Among them was the sale of an engine MRO by one private equity firm to another. 

Platte River Equity sold its CTS Engines property to J.F. Lehman & Co. J.F. Lehman is a mid-market private equity firm focused exclusively on aerospace, defense, maritime, government and environmental sectors.

CTS does MRO and testing of early stage commercial engines, specializing in overhaul of CF6‑80s, CF6-50s and PW2000s that power mostly older jets like Airbus A300s, A310s and A330s and Boeing 747s, 757s and 767s, MD-11s and a variety of military aircraft.

CTS’s core services include end-to-end engine overhauls, component repairs and return-to-service testing primarily for air cargo and military markets, nice businesses to be in now and in the future when dealing with older aircraft and engines. 

CTS’s present management team will be left in place. CTS CEO Vesa Paukkeri believes Lehman capital and its connections will help his MRO expand its market reach.

Alton’s Berger expects much more M&A to come in 2021. “The combination of extremely low interest rates and cost of capital, combined with continued aftermarket distress, should equal significant M&A activity,” Berger predicts. “Money is cheap to borrow, and there is no good place to put money now.”

Still, more clarity on airline fleet plans would help estimate the value of acquisitions and thus accelerate their closure. That has not happened yet. “The crystal ball is still a bit too opaque,” Berger observes. He expects much better visibility into fleet plans by the third or fourth quarter of 2021. Clarity on narrowbodies will precede a similar improvement on widebodies. Berger expects domestic travel to lead international travel, friends and family travel to lead pure leisure travel, followed by business travel. 

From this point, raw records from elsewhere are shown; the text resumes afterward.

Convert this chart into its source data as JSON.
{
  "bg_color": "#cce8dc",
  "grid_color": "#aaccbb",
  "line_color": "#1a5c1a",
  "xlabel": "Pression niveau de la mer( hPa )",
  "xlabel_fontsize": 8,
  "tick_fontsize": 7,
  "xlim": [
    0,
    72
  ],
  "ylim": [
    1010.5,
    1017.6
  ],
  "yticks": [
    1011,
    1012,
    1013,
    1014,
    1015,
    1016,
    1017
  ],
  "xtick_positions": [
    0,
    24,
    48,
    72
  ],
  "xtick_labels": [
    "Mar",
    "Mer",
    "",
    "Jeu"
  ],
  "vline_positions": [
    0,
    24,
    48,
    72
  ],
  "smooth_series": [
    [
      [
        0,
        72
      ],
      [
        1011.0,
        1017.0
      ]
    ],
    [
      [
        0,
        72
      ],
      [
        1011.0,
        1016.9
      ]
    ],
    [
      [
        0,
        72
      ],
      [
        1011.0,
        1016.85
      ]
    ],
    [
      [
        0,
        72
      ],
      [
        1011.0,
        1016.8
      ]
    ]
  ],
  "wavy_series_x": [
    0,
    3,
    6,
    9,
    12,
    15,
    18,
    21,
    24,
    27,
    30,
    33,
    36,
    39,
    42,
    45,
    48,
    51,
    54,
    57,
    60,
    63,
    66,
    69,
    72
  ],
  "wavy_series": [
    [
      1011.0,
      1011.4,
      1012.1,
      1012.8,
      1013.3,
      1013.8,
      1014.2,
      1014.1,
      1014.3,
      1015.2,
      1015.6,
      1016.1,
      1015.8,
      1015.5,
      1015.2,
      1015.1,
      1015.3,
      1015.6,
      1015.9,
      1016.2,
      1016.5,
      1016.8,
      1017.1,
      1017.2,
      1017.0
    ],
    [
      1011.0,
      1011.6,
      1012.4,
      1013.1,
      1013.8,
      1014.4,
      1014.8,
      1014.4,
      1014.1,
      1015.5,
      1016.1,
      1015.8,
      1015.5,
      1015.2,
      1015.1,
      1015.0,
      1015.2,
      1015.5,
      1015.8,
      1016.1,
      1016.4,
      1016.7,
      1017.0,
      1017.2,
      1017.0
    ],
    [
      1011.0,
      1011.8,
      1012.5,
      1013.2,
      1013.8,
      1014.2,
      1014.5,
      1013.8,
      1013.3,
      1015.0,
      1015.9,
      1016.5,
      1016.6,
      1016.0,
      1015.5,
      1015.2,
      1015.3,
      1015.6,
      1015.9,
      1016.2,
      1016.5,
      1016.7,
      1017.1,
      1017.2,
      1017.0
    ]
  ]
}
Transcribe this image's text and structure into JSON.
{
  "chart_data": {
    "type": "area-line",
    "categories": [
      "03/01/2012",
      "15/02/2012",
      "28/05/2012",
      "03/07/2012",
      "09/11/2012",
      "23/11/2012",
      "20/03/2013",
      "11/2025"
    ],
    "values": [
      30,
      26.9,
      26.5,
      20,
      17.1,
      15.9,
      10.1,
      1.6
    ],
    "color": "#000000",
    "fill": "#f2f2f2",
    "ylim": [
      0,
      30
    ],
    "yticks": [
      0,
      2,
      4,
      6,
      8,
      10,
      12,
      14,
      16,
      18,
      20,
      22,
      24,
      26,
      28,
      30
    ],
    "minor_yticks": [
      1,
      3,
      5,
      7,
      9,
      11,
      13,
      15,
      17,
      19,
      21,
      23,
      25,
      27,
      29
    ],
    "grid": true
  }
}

But recent movements have been favorable. “Vaccine announcements are definitely a positive, and the markets have been starved for anything positive,” Berger says. When performing due-diligence financial analysis for acquisition deals, buyers typically estimate three scenarios.

First, a base case, or likeliest scenario. Second, an upside scenario, of faster recovery and growth. Third, a downside scenario for slower recovery and growth. “The vaccine has improved the base case and mitigated the risk of a downside scenario,” Berger says.

Berger says some major MROs have the financial strength to buy aftermarket properties, while some do not, but he prefers not to name the stronger ones. And private equity is definitely interested in MRO, including all of its segments--line, airframe, components and engines. 

Acquisition prices will not soar to the heady multiples of earnings seen before the virus crisis, predicts Berger. These multiples were in “the low double digits, 10 to 14-ish, a seller’s market,” Berger summarizes. But the Alton consultant does not foresee fire-sale pricing either.

“Typically, they are now going for eight to 12 times earnings.”

Of course, buyers must still estimate normal earnings after what has been a very abnormal and poor year for most MROs. Berger says different buyers have different methods for estimating likely annual earnings, some forecasting the next five years, others using trailing three-year averages. “Each company has its own formula.”

Furthermore, a big question affecting M&A activity, deal pricing, future performance of the aftermarket and airline economics is what OEMs plan to do. Will they resume their pre-crisis drive for aftermarket share and return on digital investments like Airbus’s Skywise, or, chastened and weakened by the financial costs of 2021, will OEMs reemphasize their core manufacturing businesses for a while?